El ‘bulterismo’: Una profesión

No dispongo de referencias documentadas sobre la ocurrencia del fenómeno en otros países de la región, pero tengo el presentimiento de que “el bulto” es un comportamiento propio de los dominicanos.

Surge y se desarrolla aquí por hábitos heredados de regimenes despóticos, de las miserias acumuladas y, más en los últimos dos siglos, por el culto a la personalidad que impusieron megalómanos gobernantes.

Se ha hecho costumbre y ley en nuestro medio la adulación, la cortesanía, estimular el ego de personajes que se consideran por encima de los demás mortales.

Exhibir opulencia es ventana abierta para la lisonja, atraerse acólitos o rodearse de ‘espalderos a sueldo’. Peloteros y ‘comberos’ los tienen en demasía.

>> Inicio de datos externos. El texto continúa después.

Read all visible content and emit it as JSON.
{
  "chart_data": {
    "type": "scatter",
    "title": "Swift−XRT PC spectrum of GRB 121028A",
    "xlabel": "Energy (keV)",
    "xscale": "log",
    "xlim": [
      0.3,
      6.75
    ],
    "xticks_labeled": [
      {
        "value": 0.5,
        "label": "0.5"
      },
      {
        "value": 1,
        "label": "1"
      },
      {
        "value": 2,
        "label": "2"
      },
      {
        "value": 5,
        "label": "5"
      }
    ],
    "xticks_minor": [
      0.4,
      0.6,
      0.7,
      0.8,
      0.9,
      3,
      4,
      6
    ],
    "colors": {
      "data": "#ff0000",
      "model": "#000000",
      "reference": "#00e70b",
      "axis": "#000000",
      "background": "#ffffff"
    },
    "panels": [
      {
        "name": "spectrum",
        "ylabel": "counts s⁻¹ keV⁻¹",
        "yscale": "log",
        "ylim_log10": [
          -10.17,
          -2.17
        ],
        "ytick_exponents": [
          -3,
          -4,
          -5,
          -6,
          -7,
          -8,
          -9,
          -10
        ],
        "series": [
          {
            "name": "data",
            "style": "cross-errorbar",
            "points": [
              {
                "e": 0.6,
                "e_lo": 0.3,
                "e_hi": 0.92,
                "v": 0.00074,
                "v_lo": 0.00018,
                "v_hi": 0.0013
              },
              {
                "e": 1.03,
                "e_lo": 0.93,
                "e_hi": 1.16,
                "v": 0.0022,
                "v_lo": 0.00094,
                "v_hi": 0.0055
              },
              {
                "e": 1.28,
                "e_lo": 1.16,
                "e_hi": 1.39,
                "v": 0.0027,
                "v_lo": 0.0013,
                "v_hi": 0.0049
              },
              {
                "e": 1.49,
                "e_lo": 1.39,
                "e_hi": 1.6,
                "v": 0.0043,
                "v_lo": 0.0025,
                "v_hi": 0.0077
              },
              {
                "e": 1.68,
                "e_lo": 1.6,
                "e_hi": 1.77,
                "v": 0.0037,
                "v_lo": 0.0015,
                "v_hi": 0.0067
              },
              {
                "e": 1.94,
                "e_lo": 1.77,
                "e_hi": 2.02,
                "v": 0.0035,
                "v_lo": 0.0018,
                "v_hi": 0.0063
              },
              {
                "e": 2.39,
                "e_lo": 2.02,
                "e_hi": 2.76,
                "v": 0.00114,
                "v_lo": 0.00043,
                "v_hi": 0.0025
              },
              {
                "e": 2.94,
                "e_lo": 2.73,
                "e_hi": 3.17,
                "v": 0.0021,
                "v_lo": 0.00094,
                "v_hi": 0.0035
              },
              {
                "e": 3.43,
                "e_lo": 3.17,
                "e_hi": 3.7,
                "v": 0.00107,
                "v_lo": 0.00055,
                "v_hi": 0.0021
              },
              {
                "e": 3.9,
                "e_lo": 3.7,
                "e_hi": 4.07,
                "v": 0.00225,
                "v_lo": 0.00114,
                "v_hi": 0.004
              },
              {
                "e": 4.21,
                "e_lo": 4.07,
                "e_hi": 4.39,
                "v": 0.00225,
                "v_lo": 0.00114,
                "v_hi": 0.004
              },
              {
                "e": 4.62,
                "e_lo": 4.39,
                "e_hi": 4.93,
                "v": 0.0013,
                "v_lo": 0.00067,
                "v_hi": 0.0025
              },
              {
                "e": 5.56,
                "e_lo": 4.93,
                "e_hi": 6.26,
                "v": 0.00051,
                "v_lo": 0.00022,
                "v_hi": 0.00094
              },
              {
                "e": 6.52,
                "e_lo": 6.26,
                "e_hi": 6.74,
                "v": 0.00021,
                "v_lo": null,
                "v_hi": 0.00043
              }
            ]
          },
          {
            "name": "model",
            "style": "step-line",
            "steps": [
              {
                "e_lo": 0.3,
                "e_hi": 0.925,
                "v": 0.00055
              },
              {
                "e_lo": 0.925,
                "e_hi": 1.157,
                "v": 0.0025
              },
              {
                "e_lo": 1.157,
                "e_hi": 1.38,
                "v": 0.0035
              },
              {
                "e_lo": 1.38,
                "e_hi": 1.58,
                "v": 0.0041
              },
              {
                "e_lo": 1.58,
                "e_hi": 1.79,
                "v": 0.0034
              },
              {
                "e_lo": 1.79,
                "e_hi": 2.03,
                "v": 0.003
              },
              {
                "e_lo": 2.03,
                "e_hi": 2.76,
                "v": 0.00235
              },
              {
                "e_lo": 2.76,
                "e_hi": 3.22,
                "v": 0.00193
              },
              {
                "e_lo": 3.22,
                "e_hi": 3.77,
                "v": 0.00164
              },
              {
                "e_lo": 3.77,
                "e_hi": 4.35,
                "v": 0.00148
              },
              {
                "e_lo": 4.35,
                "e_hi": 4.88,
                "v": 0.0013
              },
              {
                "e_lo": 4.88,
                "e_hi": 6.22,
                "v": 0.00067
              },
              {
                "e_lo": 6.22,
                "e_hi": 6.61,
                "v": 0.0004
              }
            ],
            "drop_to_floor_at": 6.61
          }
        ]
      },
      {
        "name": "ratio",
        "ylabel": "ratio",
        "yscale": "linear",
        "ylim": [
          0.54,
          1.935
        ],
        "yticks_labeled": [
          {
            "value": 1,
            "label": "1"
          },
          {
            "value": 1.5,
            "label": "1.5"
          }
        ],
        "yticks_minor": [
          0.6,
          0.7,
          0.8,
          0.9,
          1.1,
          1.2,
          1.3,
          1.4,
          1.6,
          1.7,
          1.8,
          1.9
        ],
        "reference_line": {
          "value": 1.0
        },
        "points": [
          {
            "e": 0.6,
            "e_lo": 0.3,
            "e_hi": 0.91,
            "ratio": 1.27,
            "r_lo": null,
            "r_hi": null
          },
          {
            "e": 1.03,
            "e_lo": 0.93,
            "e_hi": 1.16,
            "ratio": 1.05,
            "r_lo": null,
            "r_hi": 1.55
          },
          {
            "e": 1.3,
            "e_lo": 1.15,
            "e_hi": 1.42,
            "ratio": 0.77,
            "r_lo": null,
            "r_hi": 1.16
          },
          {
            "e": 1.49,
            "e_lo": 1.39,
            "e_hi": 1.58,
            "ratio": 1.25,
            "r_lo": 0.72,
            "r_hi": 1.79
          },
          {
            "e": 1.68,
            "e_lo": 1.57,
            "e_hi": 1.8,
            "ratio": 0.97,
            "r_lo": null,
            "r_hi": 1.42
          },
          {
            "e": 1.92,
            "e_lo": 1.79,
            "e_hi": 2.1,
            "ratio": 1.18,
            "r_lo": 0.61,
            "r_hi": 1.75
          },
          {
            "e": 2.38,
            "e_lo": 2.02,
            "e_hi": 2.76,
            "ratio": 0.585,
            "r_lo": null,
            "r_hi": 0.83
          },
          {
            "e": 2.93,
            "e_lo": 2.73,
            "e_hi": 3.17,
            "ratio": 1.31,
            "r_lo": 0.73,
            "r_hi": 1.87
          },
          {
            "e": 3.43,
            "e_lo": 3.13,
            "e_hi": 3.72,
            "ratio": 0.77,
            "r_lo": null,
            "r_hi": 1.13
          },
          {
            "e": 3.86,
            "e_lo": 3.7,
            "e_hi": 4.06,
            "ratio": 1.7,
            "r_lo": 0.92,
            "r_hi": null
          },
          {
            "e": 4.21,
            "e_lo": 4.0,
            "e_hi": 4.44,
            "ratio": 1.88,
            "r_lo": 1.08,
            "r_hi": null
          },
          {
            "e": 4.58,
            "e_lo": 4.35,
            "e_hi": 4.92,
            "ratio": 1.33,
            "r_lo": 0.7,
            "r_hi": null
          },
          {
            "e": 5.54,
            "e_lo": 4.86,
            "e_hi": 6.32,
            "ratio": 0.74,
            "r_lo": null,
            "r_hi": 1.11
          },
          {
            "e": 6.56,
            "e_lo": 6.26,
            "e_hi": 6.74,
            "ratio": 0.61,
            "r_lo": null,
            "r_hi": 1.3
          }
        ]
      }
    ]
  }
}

En el terruño se ha puesto de moda contratar los servicios de ‘franqueadores’ privados motorizados, hermosas modelos de compañía y guardaespaldas que se mueven en costosísimos vehículos, dotados hasta de centellas.

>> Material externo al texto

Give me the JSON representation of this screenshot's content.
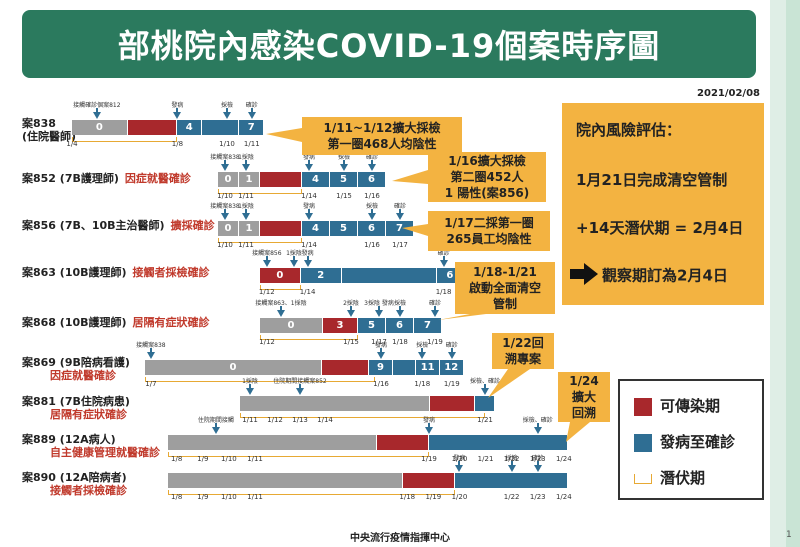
{
  "title": "部桃院內感染COVID-19個案時序圖",
  "date": "2021/02/08",
  "footer": "中央流行疫情指揮中心",
  "page_number": "1",
  "colors": {
    "infectious": "#a8282c",
    "onset_to_confirm": "#2f6e93",
    "other": "#9e9e9e",
    "incubation": "#e7a934",
    "callout": "#f3b341",
    "title_bg": "#2b7a5e"
  },
  "risk": {
    "line1": "院內風險評估：",
    "line2": "1月21日完成清空管制",
    "line3": "+14天潛伏期 = 2月4日",
    "line4": "觀察期訂為2月4日"
  },
  "legend": {
    "infectious": "可傳染期",
    "onset": "發病至確診",
    "incubation": "潛伏期"
  },
  "callouts": [
    {
      "text": "1/11~1/12擴大採檢\n第一圈468人均陰性"
    },
    {
      "text": "1/16擴大採檢\n第二圈452人\n1 陽性(案856)"
    },
    {
      "text": "1/17二採第一圈\n265員工均陰性"
    },
    {
      "text": "1/18-1/21\n啟動全面清空\n管制"
    },
    {
      "text": "1/22回\n溯專案"
    },
    {
      "text": "1/24\n擴大\n回溯"
    }
  ],
  "chart_data": {
    "type": "timeline",
    "cases": [
      {
        "name": "案838",
        "desc": "(住院醫師)",
        "tag": "",
        "segments": [
          {
            "type": "other",
            "start": 0,
            "end": 9,
            "label": "0"
          },
          {
            "type": "infectious",
            "start": 9,
            "end": 17,
            "label": ""
          },
          {
            "type": "onset",
            "start": 17,
            "end": 21,
            "label": "4"
          },
          {
            "type": "onset",
            "start": 21,
            "end": 27,
            "label": ""
          },
          {
            "type": "onset",
            "start": 27,
            "end": 31,
            "label": "7"
          }
        ],
        "dates": [
          "1/4",
          "1/8",
          "1/10",
          "1/11"
        ],
        "date_pos": [
          0,
          17,
          25,
          29
        ],
        "events": [
          {
            "text": "接觸確診個案812",
            "pos": 4
          },
          {
            "text": "發病",
            "pos": 17
          },
          {
            "text": "採檢",
            "pos": 25
          },
          {
            "text": "確診",
            "pos": 29
          }
        ],
        "incubation": [
          0,
          17
        ]
      },
      {
        "name": "案852",
        "desc": "(7B護理師)",
        "tag": "因症就醫確診",
        "segments": [
          {
            "type": "other",
            "start": 0,
            "end": 3,
            "label": "0"
          },
          {
            "type": "other",
            "start": 3,
            "end": 6,
            "label": "1"
          },
          {
            "type": "infectious",
            "start": 6,
            "end": 12,
            "label": ""
          },
          {
            "type": "onset",
            "start": 12,
            "end": 16,
            "label": "4"
          },
          {
            "type": "onset",
            "start": 16,
            "end": 20,
            "label": "5"
          },
          {
            "type": "onset",
            "start": 20,
            "end": 24,
            "label": "6"
          }
        ],
        "dates": [
          "1/10",
          "1/11",
          "1/14",
          "1/15",
          "1/16"
        ],
        "date_pos": [
          1,
          4,
          13,
          18,
          22
        ],
        "events": [
          {
            "text": "接觸案838",
            "pos": 1
          },
          {
            "text": "1採陰",
            "pos": 4
          },
          {
            "text": "發病",
            "pos": 13
          },
          {
            "text": "採檢",
            "pos": 18
          },
          {
            "text": "確診",
            "pos": 22
          }
        ],
        "incubation": [
          0,
          12
        ]
      },
      {
        "name": "案856",
        "desc": "(7B、10B主治醫師)",
        "tag": "擴採確診",
        "segments": [
          {
            "type": "other",
            "start": 0,
            "end": 3,
            "label": "0"
          },
          {
            "type": "other",
            "start": 3,
            "end": 6,
            "label": "1"
          },
          {
            "type": "infectious",
            "start": 6,
            "end": 12,
            "label": ""
          },
          {
            "type": "onset",
            "start": 12,
            "end": 16,
            "label": "4"
          },
          {
            "type": "onset",
            "start": 16,
            "end": 20,
            "label": "5"
          },
          {
            "type": "onset",
            "start": 20,
            "end": 24,
            "label": "6"
          },
          {
            "type": "onset",
            "start": 24,
            "end": 28,
            "label": "7"
          }
        ],
        "dates": [
          "1/10",
          "1/11",
          "1/14",
          "1/16",
          "1/17"
        ],
        "date_pos": [
          1,
          4,
          13,
          22,
          26
        ],
        "events": [
          {
            "text": "接觸案838",
            "pos": 1
          },
          {
            "text": "1採陰",
            "pos": 4
          },
          {
            "text": "發病",
            "pos": 13
          },
          {
            "text": "採檢",
            "pos": 22
          },
          {
            "text": "確診",
            "pos": 26
          }
        ],
        "incubation": [
          0,
          12
        ]
      },
      {
        "name": "案863",
        "desc": "(10B護理師)",
        "tag": "接觸者採檢確診",
        "segments": [
          {
            "type": "infectious",
            "start": 0,
            "end": 6,
            "label": "0"
          },
          {
            "type": "onset",
            "start": 6,
            "end": 12,
            "label": "2"
          },
          {
            "type": "onset",
            "start": 12,
            "end": 26,
            "label": ""
          },
          {
            "type": "onset",
            "start": 26,
            "end": 30,
            "label": "6"
          }
        ],
        "dates": [
          "1/12",
          "1/14",
          "1/18"
        ],
        "date_pos": [
          1,
          7,
          27
        ],
        "events": [
          {
            "text": "接觸案856",
            "pos": 1
          },
          {
            "text": "1採陰",
            "pos": 5
          },
          {
            "text": "發病",
            "pos": 7
          },
          {
            "text": "確診",
            "pos": 27
          }
        ],
        "incubation": [
          0,
          6
        ]
      },
      {
        "name": "案868",
        "desc": "(10B護理師)",
        "tag": "居隔有症狀確診",
        "segments": [
          {
            "type": "other",
            "start": 0,
            "end": 9,
            "label": "0"
          },
          {
            "type": "infectious",
            "start": 9,
            "end": 14,
            "label": "3"
          },
          {
            "type": "onset",
            "start": 14,
            "end": 18,
            "label": "5"
          },
          {
            "type": "onset",
            "start": 18,
            "end": 22,
            "label": "6"
          },
          {
            "type": "onset",
            "start": 22,
            "end": 26,
            "label": "7"
          }
        ],
        "dates": [
          "1/12",
          "1/15",
          "1/17",
          "1/18",
          "1/19"
        ],
        "date_pos": [
          1,
          13,
          17,
          20,
          25
        ],
        "events": [
          {
            "text": "接觸案863、1採陰",
            "pos": 3
          },
          {
            "text": "2採陰",
            "pos": 13
          },
          {
            "text": "3採陰 發病",
            "pos": 17
          },
          {
            "text": "採檢",
            "pos": 20
          },
          {
            "text": "確診",
            "pos": 25
          }
        ],
        "incubation": [
          0,
          14
        ]
      },
      {
        "name": "案869",
        "desc": "(9B陪病看護)",
        "tag": "因症就醫確診",
        "segments": [
          {
            "type": "other",
            "start": 0,
            "end": 30,
            "label": "0"
          },
          {
            "type": "infectious",
            "start": 30,
            "end": 38,
            "label": ""
          },
          {
            "type": "onset",
            "start": 38,
            "end": 42,
            "label": "9"
          },
          {
            "type": "onset",
            "start": 42,
            "end": 46,
            "label": ""
          },
          {
            "type": "onset",
            "start": 46,
            "end": 50,
            "label": "11"
          },
          {
            "type": "onset",
            "start": 50,
            "end": 54,
            "label": "12"
          }
        ],
        "dates": [
          "1/7",
          "1/16",
          "1/18",
          "1/19"
        ],
        "date_pos": [
          1,
          40,
          47,
          52
        ],
        "events": [
          {
            "text": "接觸案838",
            "pos": 1
          },
          {
            "text": "發病",
            "pos": 40
          },
          {
            "text": "採檢",
            "pos": 47
          },
          {
            "text": "確診",
            "pos": 52
          }
        ],
        "incubation": [
          0,
          39
        ]
      },
      {
        "name": "案881",
        "desc": "(7B住院病患)",
        "tag": "居隔有症狀確診",
        "segments": [
          {
            "type": "other",
            "start": 0,
            "end": 38,
            "label": ""
          },
          {
            "type": "infectious",
            "start": 38,
            "end": 47,
            "label": ""
          },
          {
            "type": "onset",
            "start": 47,
            "end": 51,
            "label": ""
          }
        ],
        "dates": [
          "1/11",
          "1/12",
          "1/13",
          "1/14",
          "1/21"
        ],
        "date_pos": [
          2,
          7,
          12,
          17,
          49
        ],
        "events": [
          {
            "text": "1採陰",
            "pos": 2
          },
          {
            "text": "住院期間接觸案852",
            "pos": 12
          },
          {
            "text": "採檢、確診",
            "pos": 49
          }
        ],
        "incubation": [
          0,
          49
        ]
      },
      {
        "name": "案889",
        "desc": "(12A病人)",
        "tag": "自主健康管理就醫確診",
        "segments": [
          {
            "type": "other",
            "start": 0,
            "end": 48,
            "label": ""
          },
          {
            "type": "infectious",
            "start": 48,
            "end": 60,
            "label": ""
          },
          {
            "type": "onset",
            "start": 60,
            "end": 92,
            "label": ""
          }
        ],
        "dates": [
          "1/8",
          "1/9",
          "1/10",
          "1/11",
          "1/19",
          "1/20",
          "1/21",
          "1/22",
          "1/23",
          "1/24"
        ],
        "date_pos": [
          2,
          8,
          14,
          20,
          60,
          67,
          73,
          79,
          85,
          91
        ],
        "events": [
          {
            "text": "住院期間接觸",
            "pos": 11
          },
          {
            "text": "發病",
            "pos": 60
          },
          {
            "text": "採檢、確診",
            "pos": 85
          }
        ],
        "incubation": [
          0,
          60
        ]
      },
      {
        "name": "案890",
        "desc": "(12A陪病者)",
        "tag": "接觸者採檢確診",
        "segments": [
          {
            "type": "other",
            "start": 0,
            "end": 54,
            "label": ""
          },
          {
            "type": "infectious",
            "start": 54,
            "end": 66,
            "label": ""
          },
          {
            "type": "onset",
            "start": 66,
            "end": 92,
            "label": ""
          }
        ],
        "dates": [
          "1/8",
          "1/9",
          "1/10",
          "1/11",
          "1/18",
          "1/19",
          "1/20",
          "1/22",
          "1/23",
          "1/24"
        ],
        "date_pos": [
          2,
          8,
          14,
          20,
          55,
          61,
          67,
          79,
          85,
          91
        ],
        "events": [
          {
            "text": "發病",
            "pos": 67
          },
          {
            "text": "採檢",
            "pos": 79
          },
          {
            "text": "確診",
            "pos": 85
          }
        ],
        "incubation": [
          0,
          66
        ]
      }
    ]
  }
}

Ser amigo de cualquier alto funcionario se considera tener licencia para “alcanzar el cielo”.

En las páginas de una revista social ‘colaron’ en días recientes la queja de un ‘dealer’ al que le toman prestados lujosos automóviles – para fines de prueba – que días después son devueltos con visibles daños… y si me ves no te acuerdo.

Gente de embargada credibilidad alardea de sus cercanías con presidentes de turno, y hasta hablan sin el menor rubor de las invitaciones recibidas desde la sede palaciega, para viajar “con el hombre”.

Como puede apreciarse en esta entrega de semana de abundantes lluvias, “escurrir el bulto” aquí está pasando de moda.